Critical insights on blockchain use cases and obstacles in the commodities and energy trading markets are explored in an interview with the former CIO of EDF Trading Ltd, Jeremy Lock.
Adjoint: Please tell us about yourself and your background?
Jeremy: So until very recently, I was the CIO of a global energy trading business - EDF Trading Ltd. My team were responsible for all aspects of technology from identification of needs by the business, to running the infrastructure and the data centers that supported our business. I had that responsibility covering the global business, but primarily my teams were based in London and in Houston. I have been CIO at EDF Trading for seven years: Four years as CIO of Europe and Asia, and three years as the global CIO. Prior to my experience at EDF Trading, I was the Head of IT at British Energy’s energy trading and retail supply business for a similar period of time.
I have stepped down now to pursue other interests, particularly consulting around the use of technology in smaller businesses and startups. I’m currently a non-executive director for a start-up business looking at installation optimization of batteries with B2C customers and end consumers.
Adjoint: Can you tell me about your experiences with Blockchain thus far?
Jeremy: My experience in blockchain goes back probably about 18 months now when I was invited by Ernst and Young to take part as a client mentor in a start-up challenge. For this innovation startup challenge, EY had preselected a number of new entities, of which Adjoint was one, to experiment in the use and application of blockchain technology into energy trading in particular. So I was brought to provide energy trading expertise to help build out use cases during a six-week rapid start-up and demonstration process. This went very well. It was very interesting and very educational.
During that period, I built some relationships with three or four of the startup companies and some of the startup companies chose to bring forward their propositions to try and get you know more support - perhaps more funding from the industry to deliver working prototypes. And so I continued to support those processes as much as I could by advising and guiding the use cases. You know, stimulating debate about operational models for example and trying to bring those companies to a wider community. And at the time I was chair of the European Energy Trading CIO forum which is a kind of peer group of CIOs and chief architects that meet regularly. We were able to bring to that forum of 14 energy trading companies these propositions for them to consider. I’m pleased to say they want to have yielded further interest and further small investment - albeit in developing blockchain solutions.

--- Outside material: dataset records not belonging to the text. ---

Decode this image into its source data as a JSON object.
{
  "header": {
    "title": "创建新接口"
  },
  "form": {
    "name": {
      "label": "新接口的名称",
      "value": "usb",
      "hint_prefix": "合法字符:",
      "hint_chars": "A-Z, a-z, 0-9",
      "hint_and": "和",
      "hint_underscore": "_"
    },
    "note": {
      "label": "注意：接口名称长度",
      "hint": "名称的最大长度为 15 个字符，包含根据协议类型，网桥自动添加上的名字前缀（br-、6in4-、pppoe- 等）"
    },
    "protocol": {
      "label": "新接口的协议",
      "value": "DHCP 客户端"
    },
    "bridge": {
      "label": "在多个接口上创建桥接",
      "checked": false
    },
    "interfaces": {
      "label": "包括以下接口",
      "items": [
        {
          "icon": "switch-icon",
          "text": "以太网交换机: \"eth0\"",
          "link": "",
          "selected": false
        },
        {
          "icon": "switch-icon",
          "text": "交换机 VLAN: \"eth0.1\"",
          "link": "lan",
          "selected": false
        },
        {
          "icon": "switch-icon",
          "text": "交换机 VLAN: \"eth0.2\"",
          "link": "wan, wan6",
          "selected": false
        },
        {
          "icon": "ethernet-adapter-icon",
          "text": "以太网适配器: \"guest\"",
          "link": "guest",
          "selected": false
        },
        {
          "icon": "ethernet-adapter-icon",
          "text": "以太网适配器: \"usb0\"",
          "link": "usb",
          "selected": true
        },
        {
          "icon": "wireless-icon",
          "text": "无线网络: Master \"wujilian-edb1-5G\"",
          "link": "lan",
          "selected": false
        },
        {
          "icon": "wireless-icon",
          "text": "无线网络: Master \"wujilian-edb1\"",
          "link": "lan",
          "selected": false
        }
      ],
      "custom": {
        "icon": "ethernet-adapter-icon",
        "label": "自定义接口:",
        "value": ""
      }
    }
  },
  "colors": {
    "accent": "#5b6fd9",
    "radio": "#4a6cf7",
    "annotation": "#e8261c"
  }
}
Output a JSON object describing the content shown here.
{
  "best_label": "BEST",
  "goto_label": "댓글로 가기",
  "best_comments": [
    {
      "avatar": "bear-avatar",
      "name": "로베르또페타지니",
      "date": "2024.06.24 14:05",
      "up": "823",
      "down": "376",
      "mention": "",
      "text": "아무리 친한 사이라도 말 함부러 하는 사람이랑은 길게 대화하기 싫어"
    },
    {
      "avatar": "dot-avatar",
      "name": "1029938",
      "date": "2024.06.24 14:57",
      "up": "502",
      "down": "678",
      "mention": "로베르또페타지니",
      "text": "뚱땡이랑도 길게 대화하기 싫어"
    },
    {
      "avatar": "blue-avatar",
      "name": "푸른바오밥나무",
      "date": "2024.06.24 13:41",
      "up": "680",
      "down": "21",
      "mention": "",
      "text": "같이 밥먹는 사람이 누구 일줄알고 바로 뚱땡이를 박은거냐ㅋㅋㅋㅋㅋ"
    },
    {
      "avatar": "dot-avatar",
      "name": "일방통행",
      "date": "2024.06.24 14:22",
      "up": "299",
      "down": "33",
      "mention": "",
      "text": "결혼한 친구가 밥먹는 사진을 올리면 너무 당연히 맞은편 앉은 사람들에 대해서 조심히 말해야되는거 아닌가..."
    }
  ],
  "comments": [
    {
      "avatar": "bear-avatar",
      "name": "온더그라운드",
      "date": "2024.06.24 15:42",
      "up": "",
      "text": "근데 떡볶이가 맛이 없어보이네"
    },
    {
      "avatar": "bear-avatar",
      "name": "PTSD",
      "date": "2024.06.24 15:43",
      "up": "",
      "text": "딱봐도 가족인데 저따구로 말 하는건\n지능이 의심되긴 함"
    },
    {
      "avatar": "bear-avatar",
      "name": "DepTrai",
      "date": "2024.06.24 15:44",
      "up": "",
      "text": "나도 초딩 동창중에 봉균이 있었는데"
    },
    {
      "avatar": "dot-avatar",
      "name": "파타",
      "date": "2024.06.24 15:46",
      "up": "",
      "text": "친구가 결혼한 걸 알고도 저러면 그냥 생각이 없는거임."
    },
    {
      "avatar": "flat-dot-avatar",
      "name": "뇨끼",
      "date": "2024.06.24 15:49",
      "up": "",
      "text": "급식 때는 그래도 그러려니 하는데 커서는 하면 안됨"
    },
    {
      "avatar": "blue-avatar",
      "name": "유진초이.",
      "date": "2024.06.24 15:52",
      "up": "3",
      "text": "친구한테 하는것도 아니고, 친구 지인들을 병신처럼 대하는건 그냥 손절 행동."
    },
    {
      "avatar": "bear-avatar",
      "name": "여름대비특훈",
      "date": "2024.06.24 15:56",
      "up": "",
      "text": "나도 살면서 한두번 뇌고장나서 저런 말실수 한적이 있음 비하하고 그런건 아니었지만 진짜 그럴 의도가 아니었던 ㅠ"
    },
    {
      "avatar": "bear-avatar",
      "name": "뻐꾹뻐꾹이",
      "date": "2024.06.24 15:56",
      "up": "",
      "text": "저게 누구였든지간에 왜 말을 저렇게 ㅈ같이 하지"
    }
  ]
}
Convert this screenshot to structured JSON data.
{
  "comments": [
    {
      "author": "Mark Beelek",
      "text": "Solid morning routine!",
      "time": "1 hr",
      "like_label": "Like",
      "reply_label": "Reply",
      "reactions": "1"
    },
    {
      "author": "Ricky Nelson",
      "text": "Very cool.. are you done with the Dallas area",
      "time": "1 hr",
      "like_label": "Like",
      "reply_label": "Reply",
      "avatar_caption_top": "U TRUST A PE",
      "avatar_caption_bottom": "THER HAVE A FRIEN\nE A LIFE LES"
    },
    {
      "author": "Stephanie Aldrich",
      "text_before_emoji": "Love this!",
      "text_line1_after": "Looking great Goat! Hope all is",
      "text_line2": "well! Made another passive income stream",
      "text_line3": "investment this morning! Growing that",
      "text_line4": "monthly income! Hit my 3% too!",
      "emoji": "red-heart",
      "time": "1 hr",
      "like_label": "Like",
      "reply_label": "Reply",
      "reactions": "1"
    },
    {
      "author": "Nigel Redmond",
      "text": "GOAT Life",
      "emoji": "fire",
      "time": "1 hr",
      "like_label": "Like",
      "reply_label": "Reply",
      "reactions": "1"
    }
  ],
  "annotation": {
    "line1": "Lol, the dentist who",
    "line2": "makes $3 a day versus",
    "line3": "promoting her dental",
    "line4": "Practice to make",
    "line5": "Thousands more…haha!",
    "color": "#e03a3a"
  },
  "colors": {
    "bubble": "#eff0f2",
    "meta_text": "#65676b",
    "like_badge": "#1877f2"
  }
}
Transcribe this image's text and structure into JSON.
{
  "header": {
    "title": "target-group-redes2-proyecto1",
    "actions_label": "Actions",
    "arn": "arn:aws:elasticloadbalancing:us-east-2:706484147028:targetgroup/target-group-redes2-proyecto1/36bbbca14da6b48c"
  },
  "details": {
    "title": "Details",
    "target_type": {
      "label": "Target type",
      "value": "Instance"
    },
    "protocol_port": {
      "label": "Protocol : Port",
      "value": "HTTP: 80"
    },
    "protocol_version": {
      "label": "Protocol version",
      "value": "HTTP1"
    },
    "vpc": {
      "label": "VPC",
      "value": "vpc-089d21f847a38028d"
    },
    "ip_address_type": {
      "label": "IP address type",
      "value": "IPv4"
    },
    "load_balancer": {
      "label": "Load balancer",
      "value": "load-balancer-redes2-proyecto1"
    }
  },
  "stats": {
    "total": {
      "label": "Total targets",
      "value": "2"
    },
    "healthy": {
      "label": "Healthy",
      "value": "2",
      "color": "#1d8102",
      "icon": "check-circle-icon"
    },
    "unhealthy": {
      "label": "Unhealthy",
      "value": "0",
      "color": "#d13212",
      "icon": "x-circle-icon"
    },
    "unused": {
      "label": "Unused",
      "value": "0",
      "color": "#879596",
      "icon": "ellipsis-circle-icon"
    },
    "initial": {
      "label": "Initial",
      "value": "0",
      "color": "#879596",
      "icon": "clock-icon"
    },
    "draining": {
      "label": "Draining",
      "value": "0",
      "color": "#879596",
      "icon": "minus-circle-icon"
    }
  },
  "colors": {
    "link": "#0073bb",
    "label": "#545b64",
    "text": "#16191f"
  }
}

Adjoint: So what is the nature or outcomes of some of these blockchain trials in the commodities space?
Jeremy: One, in particular, was looking at how back-office processing of transactions could be simplified. At the moment, there is a non-blockchain established process around electronic confirmation of trades. But beyond that, there are highly manual processes like portfolio reconciliation and settlement.
So a number of the propositions that are being considered are seeking to use blockchain to automate these checks and balances. This happens by effectively creating one version of the dataset which both sides would effectively agree to. Most of the use cases revolved around business efficiency and reduction of back-office costs.
There is another prototype that I’m aware of which has gone more to the core of the transactional activity, rather than post-trade. It uses the blockchain to create the initial trade record behind a screen-based trading platform. This is beneficial because once the record is commuted to a chain, then other blockchain processes can be added to manage downstream, middle, and back-office. I think more of such efforts is what energy trading companies should be striving for.
Adjoint: We often talk about the possibilities of blockchain but do you see any kind of limitations that you noticed, that have to be overcome before blockchain could become more ubiquitous?
Jeremy: What you’re seeing is a relatively simple execution of the process on blockchain technology in industries like energy trading. The devil is always in the details. The detail tends to be in the definition of the products that are being traded and how the product life cycle behaves over time. These details get complicated quickly with complex settlement rules and so forth. Another challenge that I have not yet seen effectively addressed is: how do counterparties build out the understanding that is needed between them in order to create or encode these processes on a chain?
A clear exposition of the kind of operational models that would apply to industries like ours in using blockchain is still needed. People may say: “Well it’s very easy. You and I as two counterparts can just agree what our process is going to be. We could automate and put it on a chain and we will reduce our end-to-end cost and our overheads at both ends.” But, traders often trade with many counterparts and would want to do it all trades in the same way. They would not want to have, say 200 different blockchain processes or 200 different variations of a smart contract for one particular trade type.